Eye For Film >> Movies >> Hot Spring Shark Attack (2024) Film Review
Hot Spring Shark Attack
Reviewed by: Jennie Kermode
Who doesn’t love a good shark movie? It’s 50 years since Jaws and in that time we’ve had all the weak imitations we can eat, but there have been some good ones in there too, especially more recently, as they’ve begun to break the mould. Appropriately enough, 2025 is also a special year for big screen elasmobranchs. They have become increasingly popular in Japan in recent years, but this is the first time that the island nation has ever produced a shark movie of its own.
Such a momentous undertaking deserves a unique approach. The country’s dramatic coastline, with its various inlets, its spectacular bridges and its history of having to fend off threats from the sea, offers plenty of opportunities to imitate what has gone before, and to do it in style, but director Inoue Morihito has wisely chosen to make something quintessentially Japanese, drawing on aquatic traditions with no direct counterpart elsewhere in the world. Thus we get a shark whose soft, cartilaginous body enables it to squeeze through pipes and attack where foolish humans think they can relax: in the country’s celebrated hot springs.
This is not, it must be admitted, the most scientifically accurate of shark films. That said, it has a surprising level of internal consistency, and it’s far from the mindless trash that viewers might expect. It’s skilfully written trash. Its persistent inventiveness, lively pacing and humour make it fun to watch, and at a tight 70 minutes it doesn’t outstay its welcome.
Although there are hot springs in many parts of Japan, the action here is limited to the famous resort town of Atsumi on the outskirts of Tsuruoka. This specificity is reflected in some of the jokes, but there’s a good deal that anyone who has ever lived in a tourist town will relate to.
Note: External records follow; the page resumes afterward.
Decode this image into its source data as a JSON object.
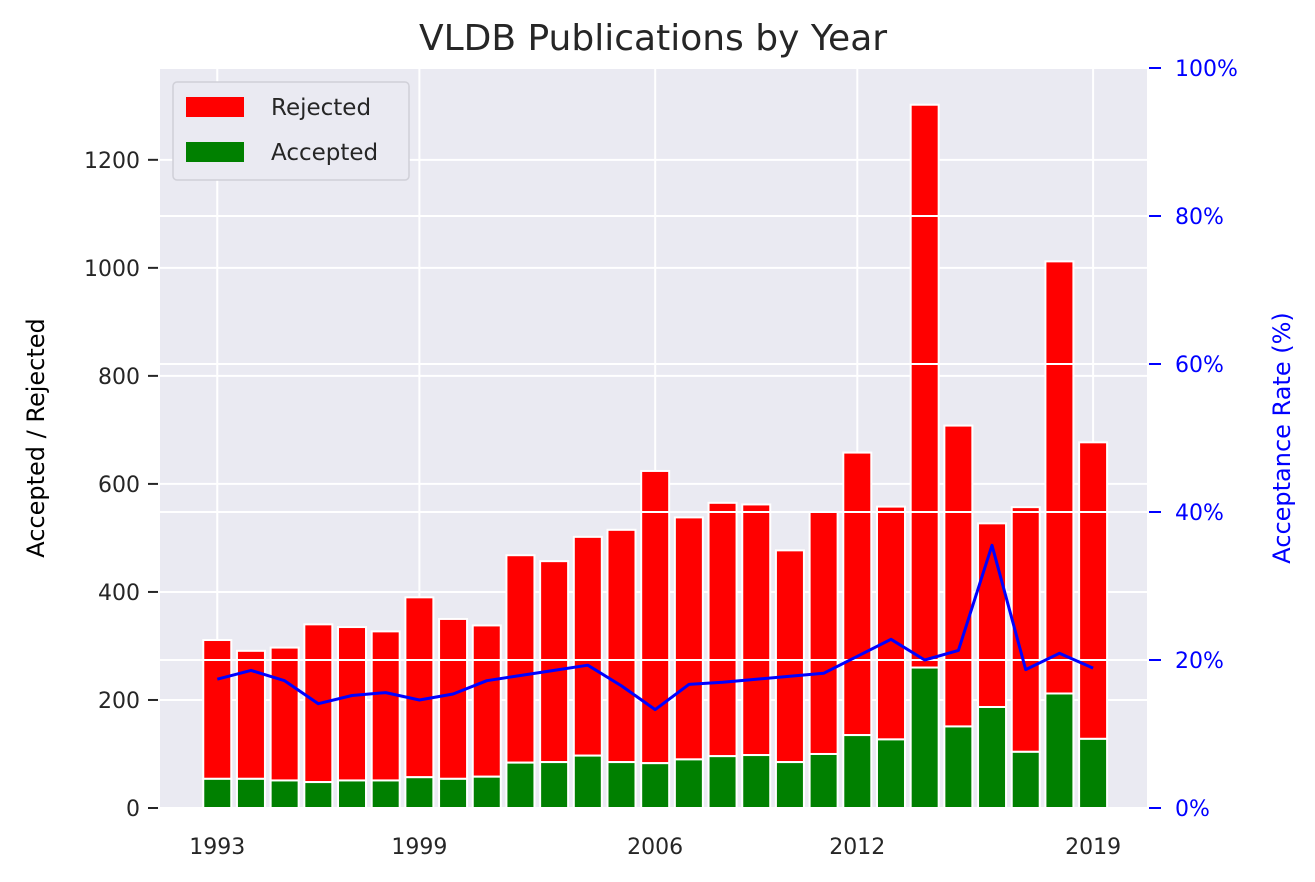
{
  "chart_data": {
    "type": "bar",
    "title": "VLDB Publications by Year",
    "ylabel": "Accepted / Rejected",
    "ylabel_right": "Acceptance Rate (%)",
    "x": [
      1993,
      1994,
      1995,
      1996,
      1997,
      1998,
      1999,
      2000,
      2001,
      2002,
      2003,
      2004,
      2005,
      2006,
      2007,
      2008,
      2009,
      2010,
      2011,
      2012,
      2013,
      2014,
      2015,
      2016,
      2017,
      2018,
      2019
    ],
    "xticks": [
      "1993",
      "1999",
      "2006",
      "2012",
      "2019"
    ],
    "xtick_values": [
      1993,
      1999,
      2006,
      2012,
      2019
    ],
    "ylim": [
      0,
      1370
    ],
    "yticks": [
      "0",
      "200",
      "400",
      "600",
      "800",
      "1000",
      "1200"
    ],
    "ytick_values": [
      0,
      200,
      400,
      600,
      800,
      1000,
      1200
    ],
    "ylim_right": [
      0,
      100
    ],
    "yticks_right": [
      "0%",
      "20%",
      "40%",
      "60%",
      "80%",
      "100%"
    ],
    "ytick_values_right": [
      0,
      20,
      40,
      60,
      80,
      100
    ],
    "series": [
      {
        "name": "Accepted",
        "color": "#008000",
        "values": [
          54,
          54,
          51,
          48,
          51,
          51,
          57,
          54,
          58,
          84,
          85,
          97,
          85,
          83,
          90,
          96,
          98,
          85,
          100,
          135,
          127,
          260,
          151,
          187,
          104,
          212,
          128
        ]
      },
      {
        "name": "Rejected",
        "color": "#ff0000",
        "total": [
          311,
          291,
          297,
          340,
          335,
          327,
          390,
          350,
          338,
          468,
          457,
          502,
          515,
          624,
          538,
          565,
          562,
          477,
          548,
          658,
          558,
          1302,
          708,
          527,
          557,
          1012,
          677
        ]
      },
      {
        "name": "Acceptance Rate (%)",
        "color": "#0000ff",
        "axis": "right",
        "values": [
          17.4,
          18.6,
          17.2,
          14.1,
          15.2,
          15.6,
          14.6,
          15.4,
          17.2,
          17.9,
          18.6,
          19.3,
          16.5,
          13.3,
          16.7,
          17.0,
          17.4,
          17.8,
          18.2,
          20.5,
          22.8,
          20.0,
          21.3,
          35.5,
          18.7,
          20.9,
          18.9
        ]
      }
    ],
    "legend": {
      "position": "top-left",
      "entries": [
        "Rejected",
        "Accepted"
      ]
    },
    "grid": true,
    "colors": {
      "background": "#eaeaf2",
      "grid": "#ffffff",
      "accepted": "#008000",
      "rejected": "#ff0000",
      "rate_line": "#0000ff"
    }
  }
}
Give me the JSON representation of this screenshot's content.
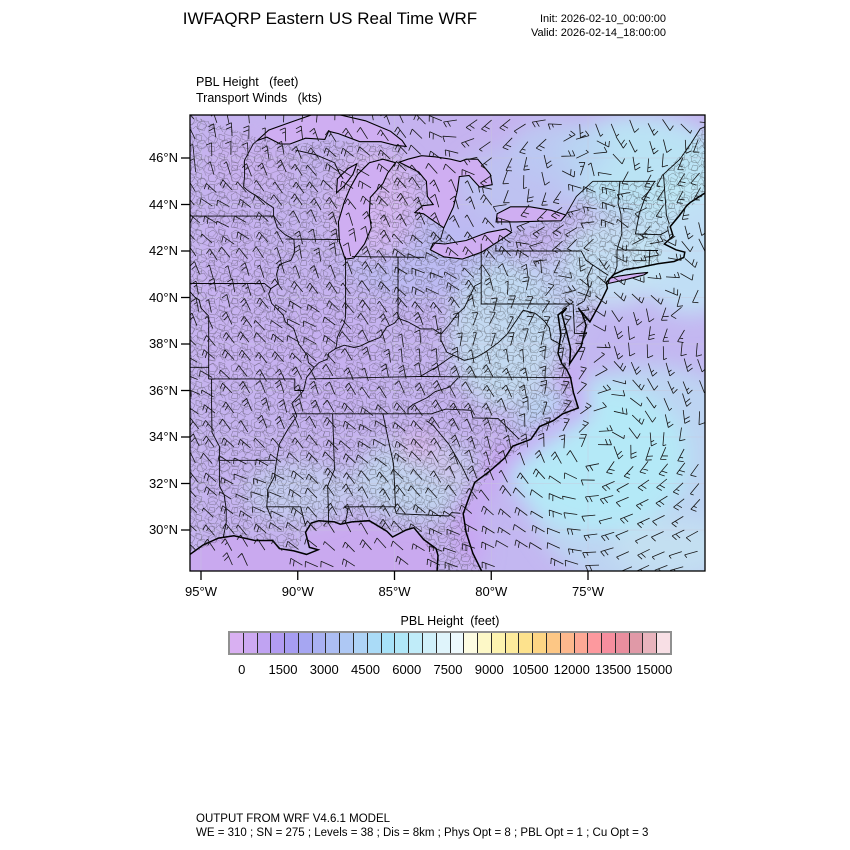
{
  "header": {
    "title": "IWFAQRP Eastern US Real Time WRF",
    "init": "Init: 2026-02-10_00:00:00",
    "valid": "Valid: 2026-02-14_18:00:00"
  },
  "map": {
    "field_label_1": "PBL Height   (feet)",
    "field_label_2": "Transport Winds   (kts)",
    "lat_ticks": [
      "46°N",
      "44°N",
      "42°N",
      "40°N",
      "38°N",
      "36°N",
      "34°N",
      "32°N",
      "30°N"
    ],
    "lon_ticks": [
      "95°W",
      "90°W",
      "85°W",
      "80°W",
      "75°W"
    ]
  },
  "colorbar": {
    "title": "PBL Height  (feet)",
    "tick_labels": [
      "0",
      "1500",
      "3000",
      "4500",
      "6000",
      "7500",
      "9000",
      "10500",
      "12000",
      "13500",
      "15000"
    ],
    "min": 0,
    "max": 15000,
    "cell_interval": 500,
    "colors": [
      "#d9b0f2",
      "#cda9f2",
      "#c0a3f2",
      "#b29cf2",
      "#a79df2",
      "#a6a6f2",
      "#a9b1f2",
      "#acbdf3",
      "#aec8f4",
      "#aed3f6",
      "#aadbf7",
      "#a7e2f8",
      "#b0e7f8",
      "#c0ecf9",
      "#d0f0fa",
      "#dff4fb",
      "#edf9fd",
      "#fdfce2",
      "#fdf8c7",
      "#fdf3af",
      "#fdeb9c",
      "#fde28d",
      "#fdd584",
      "#fdc785",
      "#fdb88d",
      "#fda895",
      "#fd999e",
      "#f68e9e",
      "#e98e9e",
      "#e099a7",
      "#e9b4bd",
      "#f8dfe5"
    ]
  },
  "footer": {
    "line1": "OUTPUT FROM WRF V4.6.1 MODEL",
    "line2": "WE = 310 ; SN = 275 ; Levels = 38 ; Dis = 8km ; Phys Opt = 8 ; PBL Opt = 1 ; Cu Opt = 3"
  }
}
Additional satirical targets are the cop dramas that were huge in Japan about ten years ago (with close enough counterparts elsewhere to translate well), and the more culturally specific genre of programmes and films in which a small team of scientists, often led by a woman, solves a mystery and saves the country from a terrible threat. Inoue knows the shark genre well enough to find cute ways of reinventing some of its more obscure highlights through this matrix.
All of this risks making it sound more intellectual than is appropriate, so be assured, it is ridiculous from start to finish. The special effects are terrible, the dialogue (knowingly) worse, and there is an unhealthy supply of one-note disposable characters for snacking purposes. Another stock Japanese TV character turns up in the form of a scantily clad muscleman who seems to understand the sharks on an animal level, and who wanders absently in and out of town, tellingly nameless. Influencers attempting to catch the sharks on camera end up competing on the basis of who has the silliest death. The sharks themselves might be competing for cutest roar.
If you’re looking for a serious thriller, you’re in the wrong place, but if you’re up for a bit of fishy fun, this hits the spot. It hangs together remarkably well, and there’s a freshness to it that makes it a great appetiser for a feast of films to come.